The retailer on Thursday outlined some dismal same store sales. For The quarter ended Jan. 6, Sears same store sales fell 9.2 percent and 5.7 percent at its Kmart unit. As a result, Sears Holdings is projecting a net loss of $250 million to $360 million, or $2.35 to $3.39 a share. Adjusted net loss will be between $2.01 a share and $2.98 a share.
Shares tanked in after hours trading. For the full year, Sears Holdings will lose between $1.3 billion and $1.4 billion, or $11.85 and $12.88 a share. In other words, Sears Holdings losses for the year will be as ugly as some of its stores. The good news is Sears Holdings has $1 billion in cash and a credit facility of $2.3 billion.
But the big question is whether Sears' big turnaround plan, which revolves around IT, will save the day.

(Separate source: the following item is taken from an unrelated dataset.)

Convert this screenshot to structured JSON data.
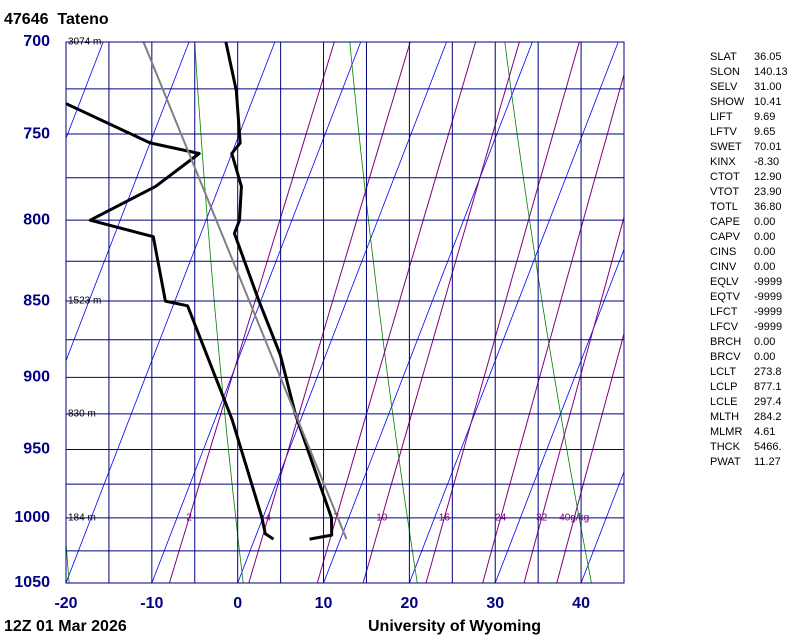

Sears Holdings official line in a statement:
During the quarter, we continued to proactively transform our business to a member-centric integrated retailer leveraging our Shop Your Way™ ("SYW") program and platform. As previously stated, we are transitioning from a business that has historically focused on running a store network into a business that provides and delivers value by serving its members in the manner most convenient for them: whether in store, in home or through digital devices.
And member engagement was 69 percent of sales for the nine weeks ending Jan. 4, up from 58 percent from a year ago.
Here's the problem though. Sears is starving the interior of its stores to invest in other platforms. Can you really be an integrated retailer if the physical store experience needs work?
In a PowerPoint, Sears Holdings' plan doesn't look so nutty. Like other retailers, Sears wants to be high-tech, omnichannel, well priced and use online and mobile channels well. Here's the problem: Sears is late. Very late.
The plan for Sears is to develop digital and social relationships with customers, use analytics to make targeted offers and expand its marketplace and delivery options. Sears wants to emulate Amazon in many respects. Good luck with that one.
Let's roll the master plan:
Aside from the obvious implementation challenges from a technology perspective it's striking how Sears is just now trying to make a retail-meets-tech transformation after retailers such as Best Buy, Target and Wal-Mart are already on the other side of the mountain. The big risk here is that Sears lack of investment in physical stores will impact its digital and social relationships. It's not like customers are going to choose channels and mark the Sears Holdings' brands differently.
It's all one brand that happens to be really struggling now. Perhaps Sears should become a direct retailer and ditch its stores completely.